The National Right to Life Committee leadership is also praising some state level gains made in the last year including a law in Oklahoma that will force those performing abortions to display the ultrasound in a place where the woman can see the image. Other states with ultrasound viewing laws only force the procedure provider to offer the pregnant woman the opportunity to see the image. NRLC State Political Director Mary Spaulding-Balch says that is a slight difference from other ultrasound viewing laws but one that clearly makes a difference. “In the states where they are offered the opportunity to view there has not been a single challenge and yet when Oklahoma simply changes the language to the point that the ultrasound must be displayed it is challenged by our opponents,” says Spaulding-Balch. That law is to go into effect in October.
The group is also taking an interest in the confirmation of Elena Kagan. NLRC Executive Director David O’Steen says his organization will “very actively oppose” the nomination of Elena Kagan to the US Supreme Court.
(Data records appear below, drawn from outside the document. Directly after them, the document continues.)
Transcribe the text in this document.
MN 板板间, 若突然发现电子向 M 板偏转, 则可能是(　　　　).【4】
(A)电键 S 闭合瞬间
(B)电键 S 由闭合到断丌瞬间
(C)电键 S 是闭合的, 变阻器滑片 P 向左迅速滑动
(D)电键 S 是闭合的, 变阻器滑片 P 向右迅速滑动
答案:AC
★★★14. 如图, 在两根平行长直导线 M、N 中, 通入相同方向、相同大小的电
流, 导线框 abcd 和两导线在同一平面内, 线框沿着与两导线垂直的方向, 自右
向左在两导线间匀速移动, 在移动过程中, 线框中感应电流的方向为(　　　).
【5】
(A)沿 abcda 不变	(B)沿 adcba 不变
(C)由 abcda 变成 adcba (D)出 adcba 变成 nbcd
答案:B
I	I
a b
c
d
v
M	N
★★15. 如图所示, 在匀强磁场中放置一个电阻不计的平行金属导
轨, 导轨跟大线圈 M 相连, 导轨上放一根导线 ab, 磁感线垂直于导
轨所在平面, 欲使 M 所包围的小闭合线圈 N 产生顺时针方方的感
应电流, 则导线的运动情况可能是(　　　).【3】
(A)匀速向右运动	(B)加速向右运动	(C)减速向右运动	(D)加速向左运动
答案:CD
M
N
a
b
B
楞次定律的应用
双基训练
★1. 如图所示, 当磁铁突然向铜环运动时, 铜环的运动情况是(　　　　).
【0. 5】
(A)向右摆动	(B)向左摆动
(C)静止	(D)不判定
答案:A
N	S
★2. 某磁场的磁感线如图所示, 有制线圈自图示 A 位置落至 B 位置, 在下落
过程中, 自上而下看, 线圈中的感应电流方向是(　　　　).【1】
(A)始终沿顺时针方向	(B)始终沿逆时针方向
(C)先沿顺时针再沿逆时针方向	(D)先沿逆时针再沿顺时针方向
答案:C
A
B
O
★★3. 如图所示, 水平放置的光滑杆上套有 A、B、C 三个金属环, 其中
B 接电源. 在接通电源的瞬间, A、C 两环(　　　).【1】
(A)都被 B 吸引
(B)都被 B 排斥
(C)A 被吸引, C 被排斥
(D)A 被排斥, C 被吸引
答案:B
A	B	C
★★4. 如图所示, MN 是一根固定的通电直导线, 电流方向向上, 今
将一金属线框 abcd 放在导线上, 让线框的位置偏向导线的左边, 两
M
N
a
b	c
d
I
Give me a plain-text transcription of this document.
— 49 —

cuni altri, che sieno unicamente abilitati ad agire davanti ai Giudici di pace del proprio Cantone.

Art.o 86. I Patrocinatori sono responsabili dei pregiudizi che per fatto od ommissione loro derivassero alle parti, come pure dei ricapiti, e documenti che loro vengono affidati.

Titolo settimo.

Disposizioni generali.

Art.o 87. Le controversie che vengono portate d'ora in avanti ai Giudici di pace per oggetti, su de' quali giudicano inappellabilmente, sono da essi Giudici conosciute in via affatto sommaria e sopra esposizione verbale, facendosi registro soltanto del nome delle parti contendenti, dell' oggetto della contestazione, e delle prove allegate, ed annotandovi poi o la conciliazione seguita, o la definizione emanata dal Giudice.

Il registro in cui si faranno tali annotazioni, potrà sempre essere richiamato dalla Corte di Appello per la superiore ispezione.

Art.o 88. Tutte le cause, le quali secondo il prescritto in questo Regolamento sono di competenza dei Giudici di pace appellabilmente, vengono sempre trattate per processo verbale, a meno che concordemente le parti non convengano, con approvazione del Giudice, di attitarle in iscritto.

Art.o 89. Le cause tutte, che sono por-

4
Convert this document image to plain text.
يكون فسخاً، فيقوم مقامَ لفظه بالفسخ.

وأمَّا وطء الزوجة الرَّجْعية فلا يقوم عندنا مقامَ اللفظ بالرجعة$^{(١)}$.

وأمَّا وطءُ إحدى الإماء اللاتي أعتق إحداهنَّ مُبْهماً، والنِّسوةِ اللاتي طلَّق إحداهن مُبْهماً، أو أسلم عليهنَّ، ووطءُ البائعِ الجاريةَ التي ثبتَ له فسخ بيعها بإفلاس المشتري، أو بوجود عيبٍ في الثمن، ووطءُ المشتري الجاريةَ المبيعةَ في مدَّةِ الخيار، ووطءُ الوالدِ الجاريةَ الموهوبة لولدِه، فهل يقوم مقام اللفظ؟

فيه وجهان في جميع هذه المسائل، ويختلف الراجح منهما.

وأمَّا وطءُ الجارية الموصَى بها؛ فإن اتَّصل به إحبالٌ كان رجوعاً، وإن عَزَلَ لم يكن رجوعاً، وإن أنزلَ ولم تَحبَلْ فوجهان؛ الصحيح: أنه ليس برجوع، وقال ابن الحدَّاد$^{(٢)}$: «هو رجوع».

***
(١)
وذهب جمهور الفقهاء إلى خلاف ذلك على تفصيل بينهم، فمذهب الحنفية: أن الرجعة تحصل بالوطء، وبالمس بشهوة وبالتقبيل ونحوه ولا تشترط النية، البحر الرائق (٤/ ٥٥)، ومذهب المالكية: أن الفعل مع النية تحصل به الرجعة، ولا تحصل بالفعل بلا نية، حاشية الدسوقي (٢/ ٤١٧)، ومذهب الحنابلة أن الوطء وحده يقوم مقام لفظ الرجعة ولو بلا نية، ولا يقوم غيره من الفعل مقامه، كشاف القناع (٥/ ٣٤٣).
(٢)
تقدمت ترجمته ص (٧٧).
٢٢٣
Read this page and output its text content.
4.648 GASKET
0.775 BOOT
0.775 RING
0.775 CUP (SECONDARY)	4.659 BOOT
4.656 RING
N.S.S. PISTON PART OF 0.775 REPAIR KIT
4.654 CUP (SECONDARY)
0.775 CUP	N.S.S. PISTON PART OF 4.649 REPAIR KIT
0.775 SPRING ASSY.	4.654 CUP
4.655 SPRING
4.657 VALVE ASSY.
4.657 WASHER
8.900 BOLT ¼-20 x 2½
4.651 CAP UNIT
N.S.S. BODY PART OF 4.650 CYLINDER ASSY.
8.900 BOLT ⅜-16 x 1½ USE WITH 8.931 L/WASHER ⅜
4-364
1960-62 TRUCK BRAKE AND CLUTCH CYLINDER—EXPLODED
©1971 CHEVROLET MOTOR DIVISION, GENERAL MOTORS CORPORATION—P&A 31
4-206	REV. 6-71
Hearings for Kagan begin Monday. The Committee has already sent a letter to all members of the Senate asking that Kagan be rejected. The letter lays out an argument that Kagan was key in defeating the partial birth abortion bill during the Clinton administration. He says Kagan’s writings show she strongly argued with the president that he should not support the bill saying it was unconstitutional and that pro-choice groups “will go crazy.” O’Steen says those writings also show that Kagan is a “social engineer” and will be more interested in driving change if she is added to the court rather than defending the constitution. The letter to the Senators reads in part, “she believes that ‘it is not necessarily wrong or invalid’ for appointed judges ‘to mold and steer the law in order to promote certain ethical values and achieve social ends.’” O’Steen says the NLRC Federal Legislative Department will be lobbying members of the Senate Judicial Committee but they will be, “choosing people to speak with based on, of course, the anticipation of success and Arlen Specter (D-PA) is history… it seems he has been rejected by both parties now.” The letter says Kagan will “treat the US Constitution not as a body of basic law that truly constrains both legislators and judges, but rather, as a cookbook in which may be found legal recipes that will allow the imposition of the policies that Ms. Kagan deems to be justified.”